Em 1872, Nietzsche ainda era um jovem professor de filosofia
clássica na universidade da Basileia; tinha acabado de publicar seu
primeiro livro, O nascimento da tragédia no espírito da música,
e escrevia textos que deveriam preceder outros cinco livros, nunca
terminados. Estes textos foram enviados pelo autor no final de 1872 à
Sra. Cosima Wagner, mulher do famoso compositor alemão Richard Wagner,
por quem Nietzsche tinha uma grande admiração quando jovem; e só foram,
publicados muito mais tarde, junto com outros escritos deixados pelo
autor, nos volumes das suas obras completas. Cinco prefácios para cinco livros não escritos – título dado
pelo próprio Nietzsche – é a primeira tradução brasileira do volume que
reúne estes textos: “Sobre o PATHOS da verdade”; “Sobre o futuro de
nossos institutos de formação”; “O estado grego”; “Sobre a relação da
filosofia de Schopenhauer com uma cultura alemã”; “A disputa de Homero”. Constituindo, ao mesmo tempo, indicações e projetos concentrados das
obras que os sucederiam, estes textos abrem diferentes possibilidades de
questionamento, tematizando a cultura, a Alemanha do século XIX, a arte
e a filosofia, a verdade e o conhecimento.

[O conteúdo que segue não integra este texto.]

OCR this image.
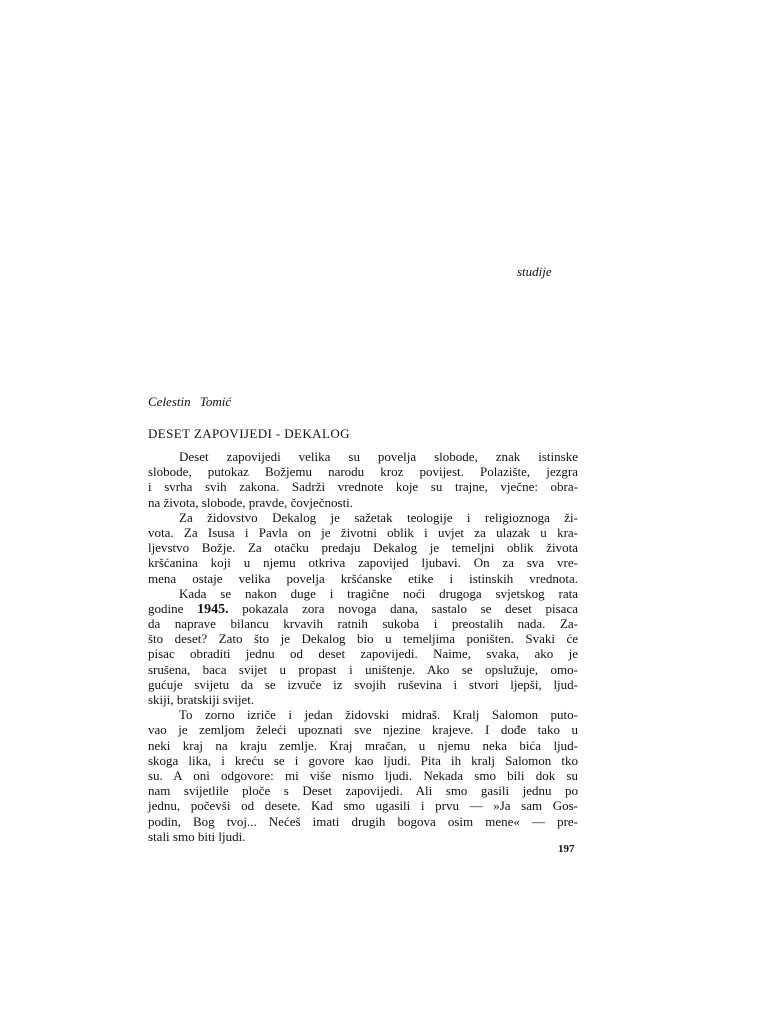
studije
Celestin Tomić
DESET ZAPOVIJEDI - DEKALOG
Deset zapovijedi velika su povelja slobode, znak istinske
slobode, putokaz Božjemu narodu kroz povijest. Polazište, jezgra
i svrha svih zakona. Sadrži vrednote koje su trajne, vječne: obra-
na života, slobode, pravde, čovječnosti.
Za židovstvo Dekalog je sažetak teologije i religioznoga ži-
vota. Za Isusa i Pavla on je životni oblik i uvjet za ulazak u kra-
ljevstvo Božje. Za otačku predaju Dekalog je temeljni oblik života
kršćanina koji u njemu otkriva zapovijed ljubavi. On za sva vre-
mena ostaje velika povelja kršćanske etike i istinskih vrednota.
Kada se nakon duge i tragične noći drugoga svjetskog rata
godine 1945. pokazala zora novoga dana, sastalo se deset pisaca
da naprave bilancu krvavih ratnih sukoba i preostalih nada. Za-
što deset? Zato što je Dekalog bio u temeljima poništen. Svaki će
pisac obraditi jednu od deset zapovijedi. Naime, svaka, ako je
srušena, baca svijet u propast i uništenje. Ako se opslužuje, omo-
gućuje svijetu da se izvuče iz svojih ruševina i stvori ljepši, ljud-
skiji, bratskiji svijet.
To zorno izriče i jedan židovski midraš. Kralj Salomon puto-
vao je zemljom želeći upoznati sve njezine krajeve. I dođe tako u
neki kraj na kraju zemlje. Kraj mračan, u njemu neka bića ljud-
skoga lika, i kreću se i govore kao ljudi. Pita ih kralj Salomon tko
su. A oni odgovore: mi više nismo ljudi. Nekada smo bili dok su
nam svijetlile ploče s Deset zapovijedi. Ali smo gasili jednu po
jednu, počevši od desete. Kad smo ugasili i prvu — »Ja sam Gos-
podin, Bog tvoj... Nećeš imati drugih bogova osim mene« — pre-
stali smo biti ljudi.
197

Como ocorre em outras obras
do filósofo, estas questões estão baseadas no chamado helenismo, ou
seja, em uma interpretação da cultura grega, de Homero e Heráclito,
Sócrates e Platão, dos historiadores Heródoto e Diógenes Laércio. Essa
base é o ponto de partida para o pensamento de Nietzsche, na crítica da
sociedade e dos valores modernos.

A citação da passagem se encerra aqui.